Филофей Никитич давно привык к язвительной манере приятеля и не очень на него обижался. Сам он, конечно, политик был невеликий, но считал, что с коммунистами случилось иссушение мозгов и пришла пора власть менять. В Окоянове уже вовсю сводили счеты с партией, и процесс возглавил, как и полагается в таких случаях, наиболее прогрессивный гражданин города – редактор местной газеты Матвей Пронькин. Он стремительно перековался в демократа и стал носиться по городу с предложением передовую силу отменить, а вместо нее основать партию освобожденного труда, сокращенно ПОТ, после чего захватить власть в свои руки. Филофей к деяниям Пронькина относился с сомнением, но за перестройку все-таки ратовал. Так он Всеволоду и сказал. Булаю бы согласиться, тем более, что сам он никогда в партии не состоял. Но тут в старой его башке что-то перевернулось, и вместо ожидаемой солидарности Сева начал порочить нарождавшуюся демократию.

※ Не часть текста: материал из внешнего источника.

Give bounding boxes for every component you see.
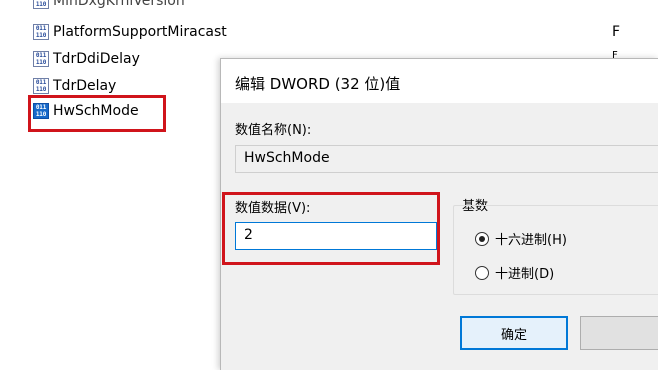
radio-decimal-label: 十进制(D) [495,267,555,282]
radio-hex[interactable]: 十六进制(H) [475,229,567,248]
registry-binary-icon: 011110 [33,78,49,94]
registry-item[interactable]: 011 110 TdrDdiDelay [33,49,140,69]
registry-item-label: TdrDdiDelay [53,51,140,67]
radio-unchecked-icon[interactable] [475,265,489,280]
registry-binary-icon: 011110 [33,51,49,67]
registry-type-cell: F [612,24,621,40]
dialog-title: 编辑 DWORD (32 位)值 [235,75,401,93]
highlight-selected-value [28,95,166,132]
radio-decimal[interactable]: 十进制(D) [475,263,554,282]
cancel-button[interactable] [580,316,658,350]
registry-item[interactable]: 011 110 TdrDelay [33,76,116,96]
value-name-label: 数值名称(N): [235,123,312,138]
value-name-field[interactable]: HwSchMode [235,145,658,173]
registry-item[interactable]: 011 110 PlatformSupportMiracast [33,22,227,42]
radio-checked-icon[interactable] [475,231,489,246]
registry-item[interactable]: 011110 MinDxgKrnlVersion [33,0,185,11]
ok-button[interactable]: 确定 [460,316,568,350]
radio-hex-label: 十六进制(H) [495,233,567,248]
registry-binary-icon: 011110 [33,0,49,9]
registry-item-label: PlatformSupportMiracast [53,24,227,40]
registry-item-label: MinDxgKrnlVersion [53,0,185,9]
registry-item-label: TdrDelay [53,78,117,94]
highlight-value-data [222,192,440,265]
registry-binary-icon: 011110 [33,24,49,40]
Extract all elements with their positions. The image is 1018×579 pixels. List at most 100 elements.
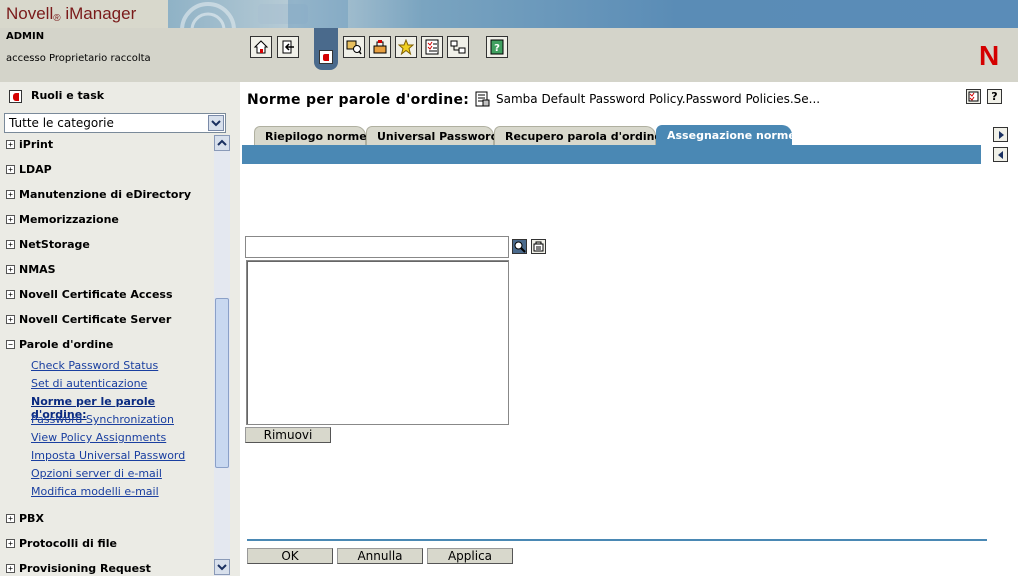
banner-art (168, 0, 348, 28)
object-history-icon[interactable] (531, 239, 546, 254)
tab-password-recovery[interactable]: Recupero parola d'ordine (494, 126, 662, 146)
category-pbx[interactable]: + PBX (0, 509, 214, 529)
roles-tasks-icon (319, 50, 333, 64)
expand-icon[interactable]: + (6, 265, 15, 274)
apply-button[interactable]: Applica (427, 548, 513, 564)
expand-icon[interactable]: + (6, 315, 15, 324)
configure-icon (373, 40, 387, 54)
tab-universal-password[interactable]: Universal Password (366, 126, 498, 146)
expand-icon[interactable]: + (6, 539, 15, 548)
category-label: Novell Certificate Server (19, 313, 172, 326)
category-label: NMAS (19, 263, 56, 276)
ok-button[interactable]: OK (247, 548, 333, 564)
tab-content-band (242, 145, 981, 164)
tab-policy-summary[interactable]: Riepilogo norme (254, 126, 367, 146)
view-objects-button[interactable] (343, 36, 365, 58)
hierarchy-button[interactable] (447, 36, 469, 58)
scroll-down-icon[interactable] (214, 559, 230, 575)
category-passwords[interactable]: − Parole d'ordine (0, 335, 214, 355)
category-provisioning-request[interactable]: + Provisioning Request (0, 559, 214, 579)
expand-icon[interactable]: + (6, 240, 15, 249)
scroll-up-icon[interactable] (214, 135, 230, 151)
category-certificate-server[interactable]: + Novell Certificate Server (0, 310, 214, 330)
exit-button[interactable] (277, 36, 299, 58)
favorites-icon (398, 39, 414, 55)
expand-icon[interactable]: + (6, 564, 15, 573)
view-objects-icon (346, 40, 362, 55)
user-name: ADMIN (6, 31, 45, 42)
category-file-protocols[interactable]: + Protocolli di file (0, 534, 214, 554)
expand-icon[interactable]: + (6, 215, 15, 224)
task-list-icon (425, 39, 439, 55)
home-button[interactable] (250, 36, 272, 58)
novell-logo: N (979, 40, 1000, 71)
policy-name: Samba Default Password Policy.Password P… (496, 92, 821, 106)
task-list-icon[interactable] (966, 89, 981, 104)
category-label: Novell Certificate Access (19, 288, 173, 301)
category-label: Manutenzione di eDirectory (19, 188, 192, 201)
favorites-button[interactable] (395, 36, 417, 58)
category-select-value: Tutte le categorie (9, 116, 114, 130)
scrollbar-thumb[interactable] (215, 298, 229, 468)
expand-icon[interactable]: + (6, 290, 15, 299)
category-label: iPrint (19, 138, 54, 151)
help-book-button[interactable]: ? (486, 36, 508, 58)
sidebar-scrollbar[interactable] (214, 135, 230, 576)
category-label: NetStorage (19, 238, 90, 251)
expand-icon[interactable]: + (6, 514, 15, 523)
category-storage[interactable]: + Memorizzazione (0, 210, 214, 230)
category-netstorage[interactable]: + NetStorage (0, 235, 214, 255)
cancel-button[interactable]: Annulla (337, 548, 423, 564)
brand-registered: ® (53, 13, 61, 24)
task-password-synchronization[interactable]: Password Synchronization (31, 413, 174, 426)
category-certificate-access[interactable]: + Novell Certificate Access (0, 285, 214, 305)
task-set-universal-password[interactable]: Imposta Universal Password (31, 449, 185, 462)
expand-icon[interactable]: + (6, 140, 15, 149)
app-header: Novell® iManager ADMIN accesso Proprieta… (0, 0, 1018, 82)
category-iprint[interactable]: + iPrint (0, 135, 214, 155)
object-selector-input[interactable] (245, 236, 509, 258)
task-authentication-set[interactable]: Set di autenticazione (31, 377, 147, 390)
roles-tasks-button[interactable] (314, 28, 338, 70)
hierarchy-icon (450, 40, 466, 54)
task-edit-email-templates[interactable]: Modifica modelli e-mail (31, 485, 159, 498)
task-check-password-status[interactable]: Check Password Status (31, 359, 158, 372)
exit-icon (282, 40, 294, 54)
tab-scroll-right-icon[interactable] (993, 127, 1008, 142)
category-edirectory-maintenance[interactable]: + Manutenzione di eDirectory (0, 185, 214, 205)
task-list-button[interactable] (421, 36, 443, 58)
category-label: PBX (19, 512, 44, 525)
tab-scroll-left-icon[interactable] (993, 147, 1008, 162)
help-book-icon: ? (490, 39, 504, 55)
search-icon[interactable] (512, 239, 527, 254)
task-email-server-options[interactable]: Opzioni server di e-mail (31, 467, 162, 480)
configure-button[interactable] (369, 36, 391, 58)
help-icon[interactable]: ? (987, 89, 1002, 104)
category-ldap[interactable]: + LDAP (0, 160, 214, 180)
expand-icon[interactable]: + (6, 165, 15, 174)
category-select[interactable]: Tutte le categorie (4, 113, 226, 133)
tab-policy-assignment[interactable]: Assegnazione norme (656, 125, 796, 146)
user-info: ADMIN accesso Proprietario raccolta (0, 28, 240, 82)
svg-text:?: ? (494, 43, 500, 54)
collapse-icon[interactable]: − (6, 340, 15, 349)
sidebar-title: Ruoli e task (31, 89, 105, 102)
footer-divider (247, 539, 987, 541)
category-nmas[interactable]: + NMAS (0, 260, 214, 280)
roles-tasks-icon (9, 90, 22, 103)
sidebar-header: Ruoli e task (0, 82, 240, 110)
category-label: Protocolli di file (19, 537, 117, 550)
brand-logo: Novell® iManager (0, 0, 168, 28)
sidebar: Ruoli e task Tutte le categorie + iPrint… (0, 82, 240, 576)
assigned-objects-list[interactable] (246, 260, 509, 425)
main-content: Norme per parole d'ordine: Samba Default… (240, 82, 1018, 576)
task-view-policy-assignments[interactable]: View Policy Assignments (31, 431, 166, 444)
main-toolbar: ? (240, 28, 964, 82)
expand-icon[interactable]: + (6, 190, 15, 199)
product-name: iManager (65, 4, 137, 23)
remove-button[interactable]: Rimuovi (245, 427, 331, 443)
chevron-down-icon[interactable] (208, 115, 224, 131)
policy-icon (475, 91, 490, 107)
category-label: Memorizzazione (19, 213, 119, 226)
category-label: Parole d'ordine (19, 338, 114, 351)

– Не то у нас творится, Филя, не то! Ты посмотри, кто за новые порядки агитирует! Порожняк, пустельга, известные проходимцы. Не должно так быть! Хорошую жизнь должны честные люди поднимать, согласен? Ее надо в умной голове выносить, через смелую душу пропустить, так ведь? Вот если бы покойный Куманев сказал: стоп, ребята, не туда пришли, надо все менять, я бы тут же рядом встал. Почему? Потому это была фигура! Всероссийский учитель, педагог, необъятная душа! Он личностью своей в тайны бытия проникал. А эти… Подумать только, дружок твой, Мотька Пронькин, в узники совести записался, едрена Матрена! Пронькин, который только намедни узнал, что в природе существует совесть, тут же записался в ее узники. Не могу, говорит, больше молчать, инда все нутро пылает. А мы-то с тобой, Филя, знаем, какое у него нутро. Прямо скажем, дрянное.

Филофей Никитич, понимая плохое состояние здоровья Булая, в спор с ним особенно не ввязывался, но все-таки замечал, что жизнь менять надо, потому как отстаем от Запада.